Can someone please explain why this happens:

$a[0] = 1;
$a[0] = $a[0]++;
echo $a[0];

In this code, a[0] always becomes 1. Even if $a[0] = $a[0]++; is done multiple times it does not increment the value of a[0].

but if we assign to a different variable like this:

$a[0] = 1;
$b[0] = $a[0]++;
echo $a[0];

$a[0] will be set to 2. (And of course b[0] will be 1).

I cannot understand why this happens.

Answer 1

Beacuse your ++ is after the variable, which means it will increment after the ++ operator has returned the original value and the assinment operator reassigns it back to the original value.

Since you are reassigning the variable before the increment, the number never has a chance to increment..

The proper way to do it is to just drop the reassignment..

$a[0] = 1;
$a[0]++;
echo $a[0];

https://3v4l.org/Tijrb

You could also move the ++ to the start and it will behave as expected:

$a[0] = 1;
$a[0] = ++$a[0];
echo $a[0];

https://3v4l.org/9fZ3U

Answer 2

Okey, Lets start with first one. You assign the value of $a[0] as 1, you apply an increment operation on it, but store again in $a[0], The $a[0] is not update yet cause the increment is post-increment. But if you did it as pre-increment then you will get the value 2.

Ex: 1

$a[0] = 1;
$a[0] = $a[0]++;
echo $a[0]; //1

See the effect of pre-increment:

$a[0] = 1;
$a[0] = ++$a[0];
echo $a[0]; //2

Ex:2

Same as example one, you did the post-increment, this time you store in different variable that means, the $a[0] not updated here and the increment operation implement. so you got the result as 2. Here the post and pre both is same.

$a[0] = 1;
$b[0] = $a[0]++;
echo $a[0]; //2

Here the value of $b[0] will be same as the value of $a[0] at this stage.
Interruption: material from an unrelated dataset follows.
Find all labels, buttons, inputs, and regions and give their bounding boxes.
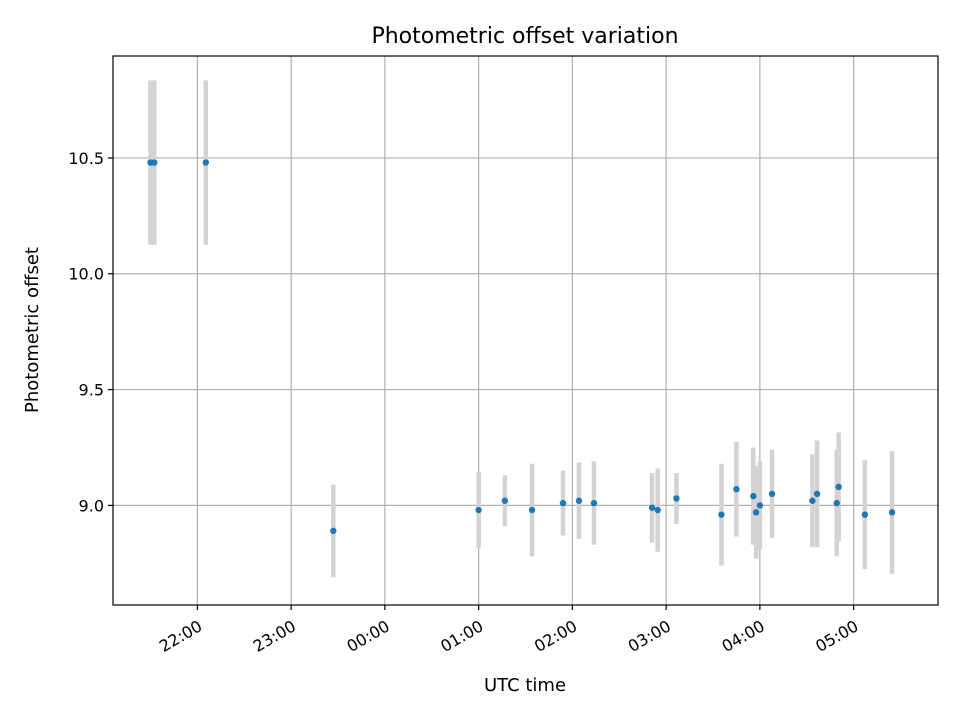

But if the pre-increment applied here then the value of $b[0] also changed and its stores 2.

Note: All you have to understand the pre-increment and post-increment. For more visit - language.operators.increment.php

Answer 3

Simplify this to remove the index. It is not needed.

$a = $a++;

First, the right side is executed. Because the ++ is after the variable, it says "return $a and then increment $a." It does exactly that. It returns $a to the assignment operation and then increments $a.

After the right side is executed, the assignment operation runs. The right side returned $a before it was incremented. So, it is still the original value of $a. That is what $a is assigned to. This overwrites the increment operation that just took place on the right side.

Answer 4

From the PHP documentation:

PHP supports C-style pre- and post-increment and decrement operators.

++$a  Pre-increment   Increments $a by one, then returns $a.
$a++  Post-increment  Returns $a, then increments $a by one.

(see http://php.net/manual/en/language.operators.increment.php)

So when using post-increment ($x++), if you assign the result to another variable, you'll end up with the value of the variable before the increment has taken place.